Essa referência a Retórica possibilita a percepção de que a escrita sempre foi definida como
paradigma de um bom domínio técnico dos elementos formais da linguagem, por isso as
gramáticas normativas e históricas propõem que o bom domínio da escrita tem como
referência o “bem falar e o bem escrever” dos oradores e escritores literários.
Observa-se que a organização da escrita nunca excluiu de seu uso o padrão da técnica
utilizada por pessoas que possuíam cultura e eram consideradas padrões culturais, até hoje o
domínio da escrita está associado à evolução da linguagem e do pensamento humano.

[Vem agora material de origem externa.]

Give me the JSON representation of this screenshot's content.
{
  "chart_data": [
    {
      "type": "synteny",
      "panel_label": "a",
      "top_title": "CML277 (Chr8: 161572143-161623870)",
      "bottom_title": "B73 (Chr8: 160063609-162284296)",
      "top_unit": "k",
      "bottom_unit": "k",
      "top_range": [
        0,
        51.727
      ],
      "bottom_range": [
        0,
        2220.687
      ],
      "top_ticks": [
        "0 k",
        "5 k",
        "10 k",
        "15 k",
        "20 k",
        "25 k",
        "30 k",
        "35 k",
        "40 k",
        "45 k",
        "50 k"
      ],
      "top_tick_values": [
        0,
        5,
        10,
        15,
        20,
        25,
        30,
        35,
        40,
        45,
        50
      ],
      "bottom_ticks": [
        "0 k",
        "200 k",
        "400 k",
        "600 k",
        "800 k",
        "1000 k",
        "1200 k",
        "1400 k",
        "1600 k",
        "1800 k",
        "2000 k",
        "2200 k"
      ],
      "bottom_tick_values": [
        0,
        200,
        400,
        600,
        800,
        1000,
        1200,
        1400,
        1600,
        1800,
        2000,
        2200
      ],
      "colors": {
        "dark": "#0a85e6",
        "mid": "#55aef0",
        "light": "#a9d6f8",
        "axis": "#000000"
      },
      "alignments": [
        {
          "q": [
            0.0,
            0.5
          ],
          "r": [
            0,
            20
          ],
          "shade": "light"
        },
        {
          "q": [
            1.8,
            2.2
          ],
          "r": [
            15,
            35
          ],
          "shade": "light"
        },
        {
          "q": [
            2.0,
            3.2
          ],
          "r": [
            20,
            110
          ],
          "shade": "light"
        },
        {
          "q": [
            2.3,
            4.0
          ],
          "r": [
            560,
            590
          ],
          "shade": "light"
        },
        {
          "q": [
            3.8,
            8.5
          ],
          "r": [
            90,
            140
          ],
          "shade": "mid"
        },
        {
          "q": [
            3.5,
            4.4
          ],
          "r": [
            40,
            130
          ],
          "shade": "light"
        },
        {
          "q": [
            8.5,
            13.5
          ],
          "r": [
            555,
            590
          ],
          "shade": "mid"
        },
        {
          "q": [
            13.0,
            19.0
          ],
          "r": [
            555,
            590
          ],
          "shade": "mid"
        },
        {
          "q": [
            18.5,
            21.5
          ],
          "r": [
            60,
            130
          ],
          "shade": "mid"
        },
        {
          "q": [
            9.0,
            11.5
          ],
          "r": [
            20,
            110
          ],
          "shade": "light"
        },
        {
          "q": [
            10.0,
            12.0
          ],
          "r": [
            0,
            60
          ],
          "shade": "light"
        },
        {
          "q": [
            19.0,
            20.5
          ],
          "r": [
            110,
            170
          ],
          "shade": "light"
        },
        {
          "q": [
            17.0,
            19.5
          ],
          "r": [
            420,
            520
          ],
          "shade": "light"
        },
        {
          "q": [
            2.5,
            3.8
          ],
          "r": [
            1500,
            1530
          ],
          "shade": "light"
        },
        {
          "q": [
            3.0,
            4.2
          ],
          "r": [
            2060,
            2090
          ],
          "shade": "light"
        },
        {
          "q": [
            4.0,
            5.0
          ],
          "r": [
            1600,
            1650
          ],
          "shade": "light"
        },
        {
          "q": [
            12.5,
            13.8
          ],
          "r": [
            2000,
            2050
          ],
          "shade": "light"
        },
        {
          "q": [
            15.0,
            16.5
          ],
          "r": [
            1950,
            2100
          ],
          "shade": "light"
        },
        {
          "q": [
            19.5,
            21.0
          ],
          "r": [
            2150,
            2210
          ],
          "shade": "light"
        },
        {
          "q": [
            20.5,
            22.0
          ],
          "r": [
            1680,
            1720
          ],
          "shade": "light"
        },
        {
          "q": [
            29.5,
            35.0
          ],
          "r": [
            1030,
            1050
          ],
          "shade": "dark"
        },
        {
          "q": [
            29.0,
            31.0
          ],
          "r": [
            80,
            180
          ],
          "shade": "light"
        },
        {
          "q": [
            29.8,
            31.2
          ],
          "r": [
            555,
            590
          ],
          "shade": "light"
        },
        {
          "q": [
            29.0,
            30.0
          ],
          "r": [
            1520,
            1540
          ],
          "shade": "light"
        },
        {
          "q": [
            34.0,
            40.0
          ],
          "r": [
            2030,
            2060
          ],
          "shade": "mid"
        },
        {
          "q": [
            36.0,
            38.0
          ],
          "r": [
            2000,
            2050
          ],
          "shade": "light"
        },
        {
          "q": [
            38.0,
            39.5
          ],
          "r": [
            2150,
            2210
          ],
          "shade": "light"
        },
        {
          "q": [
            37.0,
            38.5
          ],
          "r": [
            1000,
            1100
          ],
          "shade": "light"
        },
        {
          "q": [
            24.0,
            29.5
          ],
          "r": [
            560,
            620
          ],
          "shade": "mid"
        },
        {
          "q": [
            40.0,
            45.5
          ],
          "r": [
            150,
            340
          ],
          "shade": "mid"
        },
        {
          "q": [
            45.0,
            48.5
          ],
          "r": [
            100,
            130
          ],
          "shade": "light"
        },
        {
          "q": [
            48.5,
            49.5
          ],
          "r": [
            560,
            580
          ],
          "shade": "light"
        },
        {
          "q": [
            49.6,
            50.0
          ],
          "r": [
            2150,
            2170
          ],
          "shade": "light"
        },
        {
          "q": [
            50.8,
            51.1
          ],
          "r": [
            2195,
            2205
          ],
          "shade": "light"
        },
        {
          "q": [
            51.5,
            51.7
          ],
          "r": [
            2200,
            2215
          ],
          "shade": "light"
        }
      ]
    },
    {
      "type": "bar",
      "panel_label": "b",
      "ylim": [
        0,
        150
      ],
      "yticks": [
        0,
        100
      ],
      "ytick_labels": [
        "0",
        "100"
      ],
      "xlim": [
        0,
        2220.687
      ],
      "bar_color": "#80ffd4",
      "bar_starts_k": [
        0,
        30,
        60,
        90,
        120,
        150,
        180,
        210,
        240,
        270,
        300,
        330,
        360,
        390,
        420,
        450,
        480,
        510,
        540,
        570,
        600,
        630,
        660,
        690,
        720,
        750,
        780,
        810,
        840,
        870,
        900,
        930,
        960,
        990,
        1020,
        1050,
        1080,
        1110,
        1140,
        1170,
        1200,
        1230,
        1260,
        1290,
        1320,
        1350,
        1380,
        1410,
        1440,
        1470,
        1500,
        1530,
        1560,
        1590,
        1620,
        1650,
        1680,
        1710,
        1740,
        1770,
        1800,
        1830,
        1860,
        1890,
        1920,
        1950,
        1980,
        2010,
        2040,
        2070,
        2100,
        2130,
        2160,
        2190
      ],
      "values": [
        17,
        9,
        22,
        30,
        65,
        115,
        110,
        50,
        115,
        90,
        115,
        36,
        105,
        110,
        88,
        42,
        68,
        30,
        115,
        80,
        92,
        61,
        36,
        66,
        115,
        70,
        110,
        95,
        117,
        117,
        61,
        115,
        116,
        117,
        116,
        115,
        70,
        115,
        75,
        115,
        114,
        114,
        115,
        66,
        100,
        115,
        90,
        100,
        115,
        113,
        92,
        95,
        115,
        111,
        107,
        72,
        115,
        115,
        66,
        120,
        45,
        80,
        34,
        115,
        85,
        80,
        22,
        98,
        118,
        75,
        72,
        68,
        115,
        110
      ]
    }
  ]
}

Esta sucinta reflexão da evolução da escrita que acompanhou a evolução da linguagem e do
pensamento humano, de acordo com a Filosofia e a História faz-nos entender a dimensão da
escrita no universo da cultura do papel, que está associada ao domínio de técnica de expressão
e que possibilitou com os livros e até mesmo a invenção da Imprensa a construção da
memória da sociedade.
Mas a língua é produto social e cultural, usada dialogicamente; que passa pelas
transformações que venha ocorrer na sociedade, nos sujeitos que dela fazem uso e que são
1
Enciclopédia Barsa. Volume 12, p. 42.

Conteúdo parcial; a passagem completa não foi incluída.